SARS‐CoV‐2 is a newly emerged coronavirus that caused the global COVID‐19 outbreak in early 2020. COVID‐19 is primarily associated with lung injury, but many other clinical symptoms such as loss of ...smell and taste demonstrated broad tissue tropism of the virus. Early SARS‐CoV‐2–host cell interactions and entry mechanisms remain poorly understood. Investigating SARS‐CoV‐2 infection in tissue culture, we found that the protease TMPRSS2 determines the entry pathway used by the virus. In the presence of TMPRSS2, the proteolytic process of SARS‐CoV‐2 was completed at the plasma membrane, and the virus rapidly entered the cells within 10 min in a pH‐independent manner. When target cells lacked TMPRSS2 expression, the virus was endocytosed and sorted into endolysosomes, from which SARS‐CoV‐2 entered the cytosol via acid‐activated cathepsin L protease 40–60 min post‐infection. Overexpression of TMPRSS2 in non‐TMPRSS2 expressing cells abolished the dependence of infection on the cathepsin L pathway and restored sensitivity to the TMPRSS2 inhibitors. Together, our results indicate that SARS‐CoV‐2 infects cells through distinct, mutually exclusive entry routes and highlight the importance of TMPRSS2 for SARS‐CoV‐2 sorting into either pathway.
SYNOPSIS
Ideally, preventing SARS‐CoV‐2 spread requires approaches targeting the early steps of infection. This study shows that SARS‐CoV‐2 infects cells through distinct, mutually exclusive entry routes (e.g., pH independent versus pH dependent) and highlights the importance of the protease expression patterns of target host cells for sorting SARS‐CoV‐2 into either pathway.
The host cell surface protease TMPRSS2 determines the SARS‐CoV‐2 entry pathway when it is expressed in target cells.

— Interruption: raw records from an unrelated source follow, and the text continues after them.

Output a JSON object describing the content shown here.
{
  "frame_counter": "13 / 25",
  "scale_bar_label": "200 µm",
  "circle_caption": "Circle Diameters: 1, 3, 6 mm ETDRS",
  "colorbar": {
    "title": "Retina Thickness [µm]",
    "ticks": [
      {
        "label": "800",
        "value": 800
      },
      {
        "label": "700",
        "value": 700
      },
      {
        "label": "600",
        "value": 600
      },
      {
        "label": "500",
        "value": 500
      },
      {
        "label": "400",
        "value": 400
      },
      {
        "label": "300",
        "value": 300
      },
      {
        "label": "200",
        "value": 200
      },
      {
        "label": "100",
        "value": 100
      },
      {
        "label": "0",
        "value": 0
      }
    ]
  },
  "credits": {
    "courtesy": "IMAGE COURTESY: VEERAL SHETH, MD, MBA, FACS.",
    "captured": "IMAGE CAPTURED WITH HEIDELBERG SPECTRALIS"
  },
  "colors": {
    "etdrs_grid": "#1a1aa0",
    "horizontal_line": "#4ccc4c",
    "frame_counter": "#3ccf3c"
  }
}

In the presence of TMPRSS2, SARS‐CoV‐2 uses a fast pH‐independent route to enter and infect cells.
In cells lacking TMPRSS2 expression, SARS‐CoV‐2 relies on a slow acid‐activated late endosomal pathway for infection, and endosomal acidification is required for endolysosomal proteases priming viral fusion.
Proteolytic processing is both sufficient and necessary for SARS‐CoV‐2 fusion.
SARS‐CoV‐2 infects cells through mutually‐exclusive, pH‐independent versus pH‐dependent entry routes, whose distinction is governed by processing protease expression in target cells.